Opinion

What are republicans good for?

Word from Albany is that the time is ripe for “compromise” on a minimum-wage hike. When attached to the GOP, that’s a word that should set off alarm bells — because all too often it translates to “utter abandonment of all principles.”

In his State of the State Address, Gov. Cuomo called for New York to raise its minimum wage from $7.25 an hour to $8.75. Now President Obama has done Cuomo one better, making a pitch in Tuesday night’s State of the Union for a federal minimum wage of $9 an hour.

The GOP response? Dean Skelos, the Republican leader of the state Senate, has already said the GOP is open to an increase. He just hasn’t said how much.

As we’ve written before, allowing our political debate to degenerate into arguments over the precise level of the minimum wage is debilitating for New York.

If politicians sitting in Albany could simply make a better life for workers by legislative decree, why stop at Cuomo’s $8.75 an hour?
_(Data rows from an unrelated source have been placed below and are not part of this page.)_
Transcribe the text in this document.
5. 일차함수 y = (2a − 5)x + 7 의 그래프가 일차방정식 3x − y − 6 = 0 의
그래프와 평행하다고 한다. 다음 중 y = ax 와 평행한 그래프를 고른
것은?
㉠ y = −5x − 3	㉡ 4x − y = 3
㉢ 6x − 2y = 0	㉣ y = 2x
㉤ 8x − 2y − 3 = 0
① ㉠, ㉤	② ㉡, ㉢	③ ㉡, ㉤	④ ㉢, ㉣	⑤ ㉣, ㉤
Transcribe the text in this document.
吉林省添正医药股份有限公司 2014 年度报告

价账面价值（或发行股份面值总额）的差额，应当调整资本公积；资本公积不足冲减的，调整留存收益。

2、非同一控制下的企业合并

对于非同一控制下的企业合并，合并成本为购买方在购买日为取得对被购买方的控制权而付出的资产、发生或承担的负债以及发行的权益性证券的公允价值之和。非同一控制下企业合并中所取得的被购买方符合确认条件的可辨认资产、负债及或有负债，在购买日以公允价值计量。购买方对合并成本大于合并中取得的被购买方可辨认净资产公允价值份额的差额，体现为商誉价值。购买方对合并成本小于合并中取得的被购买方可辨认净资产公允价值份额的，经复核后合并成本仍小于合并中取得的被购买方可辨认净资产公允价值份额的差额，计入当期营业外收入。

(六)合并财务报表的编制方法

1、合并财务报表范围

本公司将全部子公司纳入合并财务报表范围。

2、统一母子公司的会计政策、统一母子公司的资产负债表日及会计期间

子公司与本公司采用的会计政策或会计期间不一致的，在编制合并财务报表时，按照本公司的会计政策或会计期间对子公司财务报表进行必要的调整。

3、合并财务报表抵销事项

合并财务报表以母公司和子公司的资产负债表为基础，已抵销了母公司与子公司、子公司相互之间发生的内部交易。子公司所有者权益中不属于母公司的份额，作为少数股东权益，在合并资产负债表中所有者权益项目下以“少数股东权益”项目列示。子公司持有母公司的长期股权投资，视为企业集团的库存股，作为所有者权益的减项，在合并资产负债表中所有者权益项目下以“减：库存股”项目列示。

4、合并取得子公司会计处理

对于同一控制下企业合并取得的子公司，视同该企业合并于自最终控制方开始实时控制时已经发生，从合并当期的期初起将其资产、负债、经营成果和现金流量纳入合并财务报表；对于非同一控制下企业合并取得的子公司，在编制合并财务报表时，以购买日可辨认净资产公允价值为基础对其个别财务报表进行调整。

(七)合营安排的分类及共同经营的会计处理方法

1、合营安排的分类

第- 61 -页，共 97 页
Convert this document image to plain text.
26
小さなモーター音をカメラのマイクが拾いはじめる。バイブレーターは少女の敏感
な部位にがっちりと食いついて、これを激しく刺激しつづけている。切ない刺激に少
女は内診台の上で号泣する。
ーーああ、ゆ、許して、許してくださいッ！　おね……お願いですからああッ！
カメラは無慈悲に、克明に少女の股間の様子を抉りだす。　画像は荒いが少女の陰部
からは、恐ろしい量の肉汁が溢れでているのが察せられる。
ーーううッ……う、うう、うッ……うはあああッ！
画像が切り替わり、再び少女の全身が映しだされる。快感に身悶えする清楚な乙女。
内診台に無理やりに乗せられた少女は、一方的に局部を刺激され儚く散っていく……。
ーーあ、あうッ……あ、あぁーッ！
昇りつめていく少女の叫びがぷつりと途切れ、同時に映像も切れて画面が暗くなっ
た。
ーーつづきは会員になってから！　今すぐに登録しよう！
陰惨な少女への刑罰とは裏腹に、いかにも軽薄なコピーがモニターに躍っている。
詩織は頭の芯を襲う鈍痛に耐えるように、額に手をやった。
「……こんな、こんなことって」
Why not $10 an hour — as Illinois Gov. Pat Quinn, another Democrat, has proposed? Come to think of it, why not just make it $50 an hour, which would give someone who works 40 hours per week an annual income of $104,000?

We all know the reason: Whatever the rate might say on paper, in practice no one would be making that $50/hour. People would not be hired, because they would be literally more expensive than they are worth.

That same dynamic operates at lower levels, even if the impact is less dramatic. Politicians like to pretend otherwise, because it lets them prattle on about how they are helping the less well off. In reality, they are hurting the most vulnerable members of the labor force: teenagers, new immigrants, and others with low skills.

In short, instead of trying to accommodate a Democratic governor whose proposals are all put forth with an eye to a bid for the White House three years from now, New York Republicans should be trying to stop him on these harmful moves.

What is the point of GOP control of the Senate if its only answer is going to be “the same, but less”?

What’s missing from New York today is a party dedicated to changing the debate by telling the truth about the cost of government and the need for a growing economy. In other words, we need a genuine opposition.

Because New York’s GOP ain’t cutting it.